Symmetry · on Oct 5, 2018

Lower maximum clock speeds mean you have more FO4s to play with and potentially makes the fan-out issues in wide designs a bit more manageable. Decode I expect to be pretty easy, as long as your branch predictor is on target the power costs just grow linearly with decode width when all your instructions start at nice 32-bit boundaries.

Mostly I'm curious about how complete the bypass network is on their functional units and if execution is clustered like the POWER8. The width doubling in the A series does remind me of the POWER 7 to 8 transition.

Renaming is also apparently a major constraint on design width in many cases but I'm not so familiar with that.

aw1621107 · on Oct 5, 2018

> more FO4s to play with

What does "FO4" stand for here? Googling it yields "Fallout 4", which definitely isn't right, and I'm not sure what other keywords to tack on to get the right result.

Symmetry · on Oct 5, 2018

Sorry, that a "fan-out of 4" which. Traditionally you look at circuit timings in terms of how long it takes one transistor to switch 4 other transistors of equal size. Wire capacitance is a lot more important these days so it's not necessarily the best metric anymore but it's still used. The fewer FO4s of delay you have in a pipeline stage the faster you can clock a chip. The fewer FO4s in your longest pipeline stage the faster you can clock your chip, though there's also a non-linear dependence on voltage. Because of that non-linearity I'd still expect a lower-clocked chip to have more complex pipeline stages. And you can only increase your speed by slimming down stages so much. The overhead of latches and accounting for clock jitter generally add 4 FO4s beyond the useful logic you accomplish in a pipeline stage.

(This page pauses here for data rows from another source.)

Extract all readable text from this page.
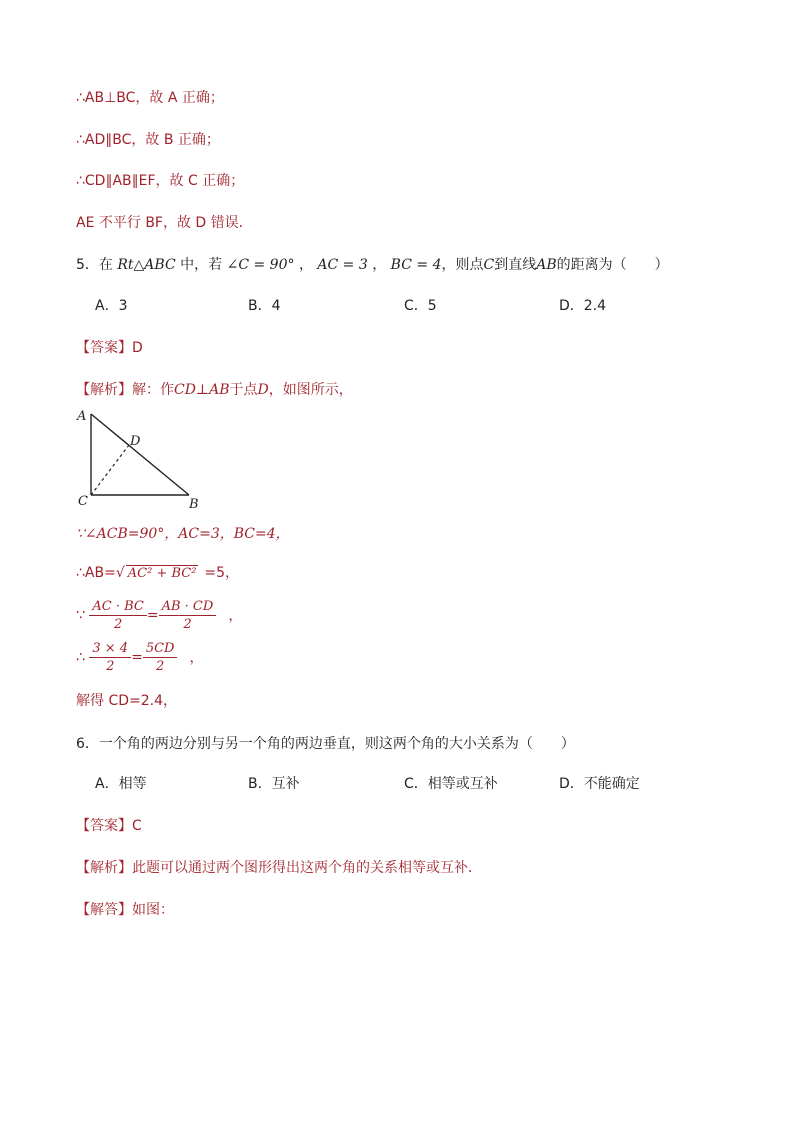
∴AB⊥BC，故 A 正确；
∴AD∥BC，故 B 正确；
∴CD∥AB∥EF，故 C 正确；
AE 不平行 BF，故 D 错误.
5．在 Rt△ABC 中，若 ∠C = 90° ， AC = 3 ， BC = 4，则点C到直线AB的距离为（　　）
A．3	B．4	C．5	D．2.4
【答案】D
【解析】解：作CD⊥AB于点D，如图所示，
A
D
C	B
∵∠ACB=90°，AC=3，BC=4，
∴AB=√ AC² + BC² =5，
∵ $\frac{AC \cdot BC}{2} = \frac{AB \cdot CD}{2}$ ，
∴ $\frac{3 \times 4}{2} = \frac{5CD}{2}$ ，
解得 CD=2.4，
6．一个角的两边分别与另一个角的两边垂直，则这两个角的大小关系为（　　）
A．相等	B．互补	C．相等或互补	D．不能确定
【答案】C
【解析】此题可以通过两个图形得出这两个角的关系相等或互补．
【解答】如图：
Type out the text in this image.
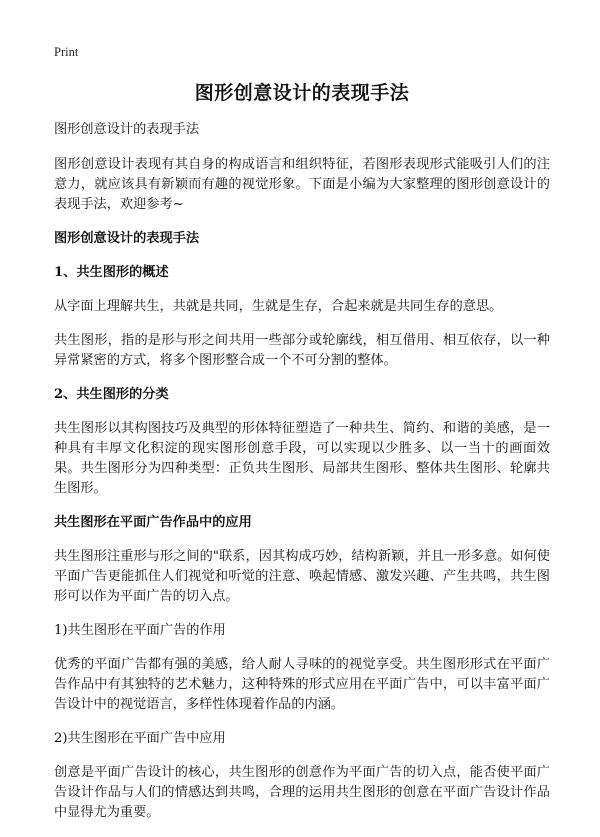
Print
图形创意设计的表现手法

图形创意设计的表现手法

图形创意设计表现有其自身的构成语言和组织特征，若图形表现形式能吸引人们的注意力，就应该具有新颖而有趣的视觉形象。下面是小编为大家整理的图形创意设计的表现手法，欢迎参考~

图形创意设计的表现手法

1、共生图形的概述

从字面上理解共生，共就是共同，生就是生存，合起来就是共同生存的意思。

共生图形，指的是形与形之间共用一些部分或轮廓线，相互借用、相互依存，以一种异常紧密的方式，将多个图形整合成一个不可分割的整体。

2、共生图形的分类

共生图形以其构图技巧及典型的形体特征塑造了一种共生、简约、和谐的美感，是一种具有丰厚文化积淀的现实图形创意手段，可以实现以少胜多、以一当十的画面效果。共生图形分为四种类型：正负共生图形、局部共生图形、整体共生图形、轮廓共生图形。

共生图形在平面广告作品中的应用

共生图形注重形与形之间的"联系，因其构成巧妙，结构新颖，并且一形多意。如何使平面广告更能抓住人们视觉和听觉的注意、唤起情感、激发兴趣、产生共鸣，共生图形可以作为平面广告的切入点。

1)共生图形在平面广告的作用

优秀的平面广告都有强的美感，给人耐人寻味的的视觉享受。共生图形形式在平面广告作品中有其独特的艺术魅力，这种特殊的形式应用在平面广告中，可以丰富平面广告设计中的视觉语言，多样性体现着作品的内涵。

2)共生图形在平面广告中应用

创意是平面广告设计的核心，共生图形的创意作为平面广告的切入点，能否使平面广告设计作品与人们的情感达到共鸣，合理的运用共生图形的创意在平面广告设计作品中显得尤为重要。
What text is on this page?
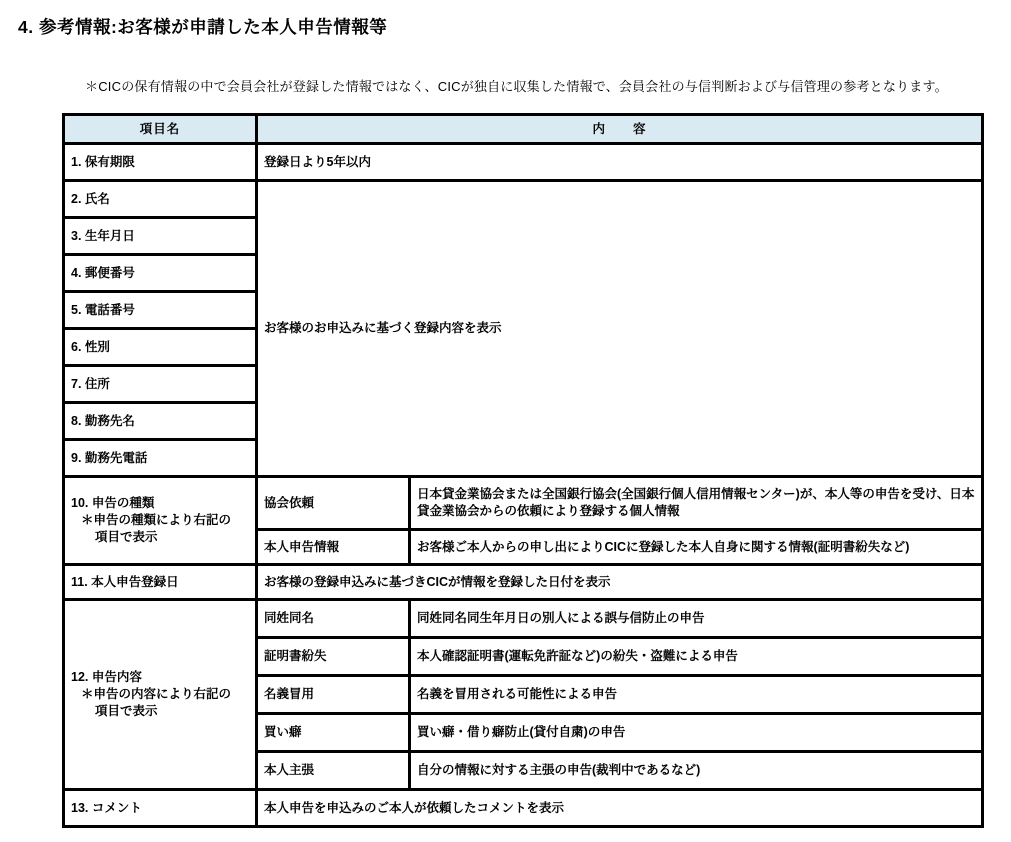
4. 参考情報:お客様が申請した本人申告情報等
＊CICの保有情報の中で会員会社が登録した情報ではなく、CICが独自に収集した情報で、会員会社の与信判断および与信管理の参考となります。
項目名	内　　容	
1. 保有期限	登録日より5年以内	
2. 氏名	お客様のお申込みに基づく登録内容を表示	
3. 生年月日		
4. 郵便番号		
5. 電話番号		
6. 性別		
7. 住所		
8. 勤務先名		
9. 勤務先電話		

10. 申告の種類
＊申告の種類により右記の
項目で表示	協会依頼	日本貸金業協会または全国銀行協会(全国銀行個人信用情報センター)が、本人等の申告を受け、日本貸金業協会からの依頼により登録する個人情報
	本人申告情報	お客様ご本人からの申し出によりCICに登録した本人自身に関する情報(証明書紛失など)
11. 本人申告登録日	お客様の登録申込みに基づきCICが情報を登録した日付を表示	

12. 申告内容
＊申告の内容により右記の
項目で表示	同姓同名	同姓同名同生年月日の別人による誤与信防止の申告
	証明書紛失	本人確認証明書(運転免許証など)の紛失・盗難による申告
	名義冒用	名義を冒用される可能性による申告
	買い癖	買い癖・借り癖防止(貸付自粛)の申告
	本人主張	自分の情報に対する主張の申告(裁判中であるなど)
13. コメント	本人申告を申込みのご本人が依頼したコメントを表示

aw1621107 · on Oct 5, 2018

Excellent explanation! Quick follow-up question: Why FO4 specifically, and not some other number/metric? Was (is?) that a particularly common structure in CPUs?

Symmetry · on Oct 5, 2018

I'm afraid you'll have to ask someone with a much grayer beard than mine to get a good answer to that.

Cyph0n · on Oct 5, 2018

As someone who is familiar with the term, great explanation!

mikeyouse · on Oct 5, 2018

From this rando PDF, it looks like "Fan-out of 4".

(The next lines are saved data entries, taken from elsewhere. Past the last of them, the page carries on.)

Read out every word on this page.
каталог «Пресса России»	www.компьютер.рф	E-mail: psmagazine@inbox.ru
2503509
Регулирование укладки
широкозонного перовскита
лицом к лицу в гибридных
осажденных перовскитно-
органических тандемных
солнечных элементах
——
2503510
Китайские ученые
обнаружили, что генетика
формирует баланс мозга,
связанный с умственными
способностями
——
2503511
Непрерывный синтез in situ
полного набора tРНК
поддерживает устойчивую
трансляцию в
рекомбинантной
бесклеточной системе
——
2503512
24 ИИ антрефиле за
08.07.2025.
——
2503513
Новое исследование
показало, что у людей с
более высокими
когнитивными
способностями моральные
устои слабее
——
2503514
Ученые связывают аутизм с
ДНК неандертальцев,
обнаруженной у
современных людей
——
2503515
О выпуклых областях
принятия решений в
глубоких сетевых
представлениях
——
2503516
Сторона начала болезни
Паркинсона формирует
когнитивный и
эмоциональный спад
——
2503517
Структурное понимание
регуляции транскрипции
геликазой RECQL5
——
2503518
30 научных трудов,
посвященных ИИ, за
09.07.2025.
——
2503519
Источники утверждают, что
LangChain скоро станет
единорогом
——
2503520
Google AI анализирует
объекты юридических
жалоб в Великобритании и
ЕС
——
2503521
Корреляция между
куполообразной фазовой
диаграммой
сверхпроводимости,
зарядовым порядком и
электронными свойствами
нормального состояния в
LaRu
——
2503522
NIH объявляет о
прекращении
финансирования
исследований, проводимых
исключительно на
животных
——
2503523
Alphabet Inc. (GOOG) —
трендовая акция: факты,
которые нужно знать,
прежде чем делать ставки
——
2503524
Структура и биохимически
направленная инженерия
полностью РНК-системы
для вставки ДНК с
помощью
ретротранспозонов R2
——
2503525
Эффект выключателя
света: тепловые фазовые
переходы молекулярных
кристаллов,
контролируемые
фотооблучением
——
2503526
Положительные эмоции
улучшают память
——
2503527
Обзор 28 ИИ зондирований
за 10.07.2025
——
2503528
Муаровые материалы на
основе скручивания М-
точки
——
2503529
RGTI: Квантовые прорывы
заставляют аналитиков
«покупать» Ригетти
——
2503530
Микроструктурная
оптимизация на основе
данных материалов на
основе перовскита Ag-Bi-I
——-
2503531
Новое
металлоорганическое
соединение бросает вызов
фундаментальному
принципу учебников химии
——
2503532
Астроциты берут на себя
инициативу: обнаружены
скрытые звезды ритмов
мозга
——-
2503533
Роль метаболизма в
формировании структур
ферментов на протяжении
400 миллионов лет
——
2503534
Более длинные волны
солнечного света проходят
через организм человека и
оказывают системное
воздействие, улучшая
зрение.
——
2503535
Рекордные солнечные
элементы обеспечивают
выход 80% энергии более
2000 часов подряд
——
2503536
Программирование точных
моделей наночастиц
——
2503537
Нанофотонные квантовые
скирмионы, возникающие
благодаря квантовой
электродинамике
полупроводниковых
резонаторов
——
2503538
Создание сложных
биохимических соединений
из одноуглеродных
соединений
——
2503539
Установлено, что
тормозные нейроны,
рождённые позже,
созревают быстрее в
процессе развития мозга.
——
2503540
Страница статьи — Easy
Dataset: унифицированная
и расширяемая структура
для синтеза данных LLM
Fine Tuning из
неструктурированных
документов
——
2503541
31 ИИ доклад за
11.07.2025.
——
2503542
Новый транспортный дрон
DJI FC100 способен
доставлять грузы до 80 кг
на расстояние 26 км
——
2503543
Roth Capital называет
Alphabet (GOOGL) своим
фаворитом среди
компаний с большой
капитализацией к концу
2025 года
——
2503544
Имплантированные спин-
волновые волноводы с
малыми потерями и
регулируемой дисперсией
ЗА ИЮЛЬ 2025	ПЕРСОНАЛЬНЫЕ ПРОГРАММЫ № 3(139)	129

> Fan-out of 4 is a process-independent delay metric in CMOS tech.

The wrap-up slide at the very end has a bit of a rundown.

http://people.duke.edu/~bcl15/teachdir/ece590_fall14/Present...

amluto · on Oct 5, 2018

One respect in which I can imagine the x86 ISA being a real problem is in decode bandwidth. To issue 6 x86 instructions per cycle, either the front end needs to decode 6 per cycle, or it needs to cache decoded instructions. And x86 can’t be decoded in parallel without massive complexity because the instructions are variable length, and even determining the length requires mostly decoding the instruction.

rayiner · on Oct 5, 2018

It's true that decoding x86 is harder, but Sandy Bridge+ get most instructions from a uop cache, which delivers 4 fixed-length uops per cycle. You could make that 6 wide, but Intel doesn't because they wouldn't be able to fill that.

pcwalton · on Oct 5, 2018

AArch64 has a larger register file and fewer dependencies in general than x86-64 does. For example, most instructions don't set flags. I don't know for sure, but that might be enough to raise the ILP sufficiently.

AceJohnny2 · on Oct 5, 2018

> and optimized the compiler to actually use that IPC is the really interesting question.

You can check that part at least. Isn't it LLVM?

wintercharm · on Oct 5, 2018

They also have a 192 instruction reorder buffer, and a really well optimized OS.